High Court looks set to throw out law used to seize east Jerusalem land

Justices may retroactively legalize post-’67 confiscations, arguing that undoing past actions would open up a “pandora’s box.”

High Court of Justice 370 (photo credit: yonah jeremy bob)
High Court of Justice 370
(photo credit: yonah jeremy bob)
The High Court of Justice issued a recommendation on Tuesday to the state, and to lawyers fighting to undo state confiscations of east Jerusalem land, that the court declare the use of a 1950 law to justify further confiscations unconstitutional.
While some of the petitioners, such as top lawyer Avigdor Feldman, were ready to embrace the recommendation as a long-delayed righting of what they considered decades of injustice, other petitioners, like NGO Adalah’s director Hassan Jabareen and lawyer Souhad Bishara, were dismayed, viewing the suggestion as permanently anchoring in law nearly 50 years of unjust confiscations.

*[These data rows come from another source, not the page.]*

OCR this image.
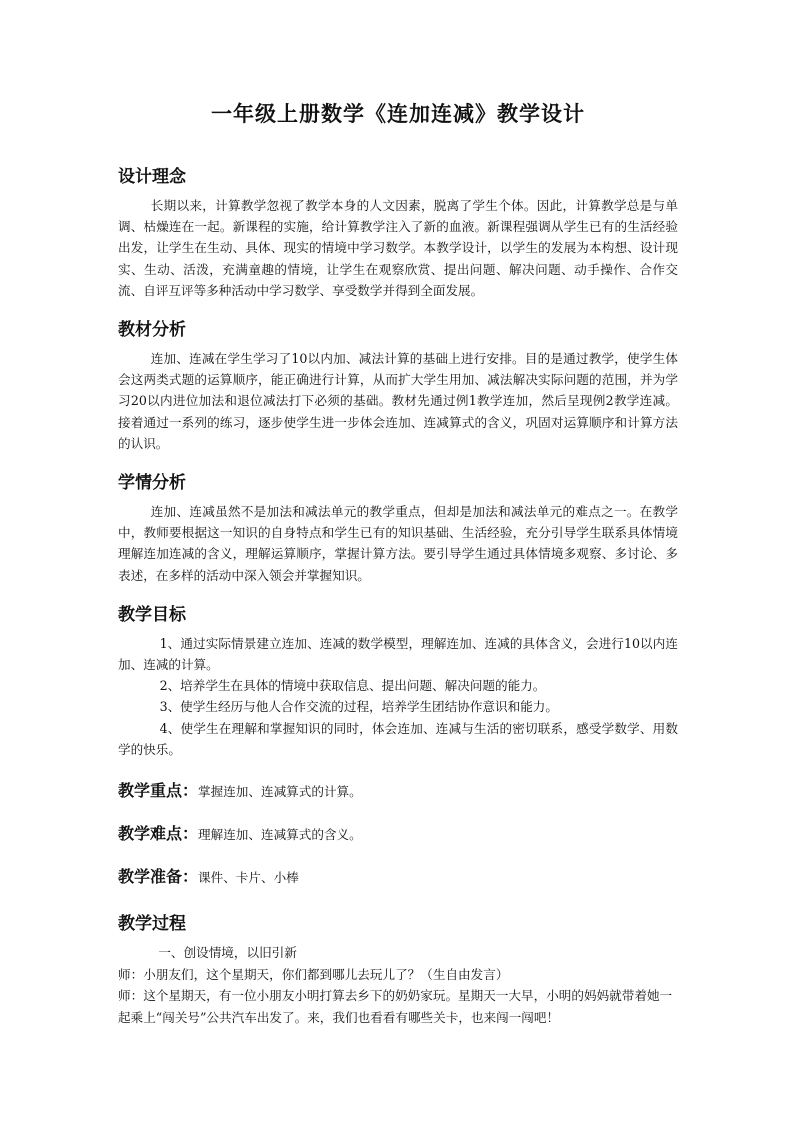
一年级上册数学《连加连减》教学设计
设计理念

长期以来，计算教学忽视了教学本身的人文因素，脱离了学生个体。因此，计算教学总是与单调、枯燥连在一起。新课程的实施，给计算教学注入了新的血液。新课程强调从学生已有的生活经验出发，让学生在生动、具体、现实的情境中学习数学。本教学设计，以学生的发展为本构想、设计现实、生动、活泼，充满童趣的情境，让学生在观察欣赏、提出问题、解决问题、动手操作、合作交流、自评互评等多种活动中学习数学、享受数学并得到全面发展。

教材分析

连加、连减在学生学习了10以内加、减法计算的基础上进行安排。目的是通过教学，使学生体会这两类式题的运算顺序，能正确进行计算，从而扩大学生用加、减法解决实际问题的范围，并为学习20以内进位加法和退位减法打下必须的基础。教材先通过例1教学连加，然后呈现例2教学连减。接着通过一系列的练习，逐步使学生进一步体会连加、连减算式的含义，巩固对运算顺序和计算方法的认识。

学情分析

连加、连减虽然不是加法和减法单元的教学重点，但却是加法和减法单元的难点之一。在教学中，教师要根据这一知识的自身特点和学生已有的知识基础、生活经验，充分引导学生联系具体情境理解连加连减的含义，理解运算顺序，掌握计算方法。要引导学生通过具体情境多观察、多讨论、多表述，在多样的活动中深入领会并掌握知识。

教学目标

1、通过实际情景建立连加、连减的数学模型，理解连加、连减的具体含义，会进行10以内连加、连减的计算。

2、培养学生在具体的情境中获取信息、提出问题、解决问题的能力。

3、使学生经历与他人合作交流的过程，培养学生团结协作意识和能力。

4、使学生在理解和掌握知识的同时，体会连加、连减与生活的密切联系，感受学数学、用数学的快乐。

教学重点：掌握连加、连减算式的计算。
教学难点：理解连加、连减算式的含义。
教学准备：课件、卡片、小棒
教学过程

一、创设情境，以旧引新

师：小朋友们，这个星期天，你们都到哪儿去玩儿了？（生自由发言）

师：这个星期天，有一位小朋友小明打算去乡下的奶奶家玩。星期天一大早，小明的妈妈就带着她一起乘上“闯关号”公共汽车出发了。来，我们也看看有哪些关卡，也来闯一闯吧！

Responding to the court’s implication that declaring the law unconstitutional not only going forward, but also retroactively, would open up an unimaginable “pandora’s box” of litigation over past confiscations, Adalah asserted that if there had been injustice, it must be undone regardless of the inconvenience and ensuing litigation.
Feldman explained his support for the court’s suggestion by saying that although many past confiscations would be formally legalized and his specific clients might not even win their cases under the court’s recommendation, the achievement of invalidating the law’s application to east Jerusalem had been the primary goal of the case.
The court, presided over by Supreme Court President Asher D. Grunis, asked all of the parties to provide legal opinions on its suggestion to declare the law’s application in east Jerusalem unconstitutional, and to give their own ideas on whether the declaration should take effect only now, or retroactively from a different date.
Only two weeks ago, Attorney-General Yehuda Weinstein had announced a major policy reversal in which the government would stop using the 1950 Absentee Property Law to confiscate east Jerusalem properties from Arabs for the benefit of Jews and the state.
The announcement had been designed to avoid this exact eventuality of throwing out the law’s application entirely, but may not have succeeded.
That state announcement followed a May High Court decision demanding it explain its position in using the 1950 law to confiscate land in east Jerusalem following the 1967 Six Day War.
Significantly the High Court had demanded and may still require that Weinstein make a personal appearance in court to answer the petition against application of the law.
Feldman had said that the state’s policy reversal was not nearly enough and that the state must “reject all of its old position,” since the east Jerusalem Arab lands in question were “not absentee property.”
He said the state must not only stop using the 1950 law, but declare that it could never apply in east Jerusalem – essentially what the court has now suggested.
After the War of Independence, the law was used to take over homes and lands that Arabs had left empty or abandoned during or following the fighting.
The current controversy concerns to what extent the state can do the same in east Jerusalem, with all of the legal, political and international issues involved.
Reportedly the state has had inconsistent policies on using the law over the years, sometimes invoking it and sometimes not.
Former attorneys-general Menahem Mazuz and Meir Shamgar, as well as other prominent legal officials, have opposed its use. Before the court’s suggestion on Tuesday, Weinstein had said he stood with Mazuz and Shamgar against using the legislation due to international law and administrative law difficulties it would cause, but defended the idea that the law could theoretically apply.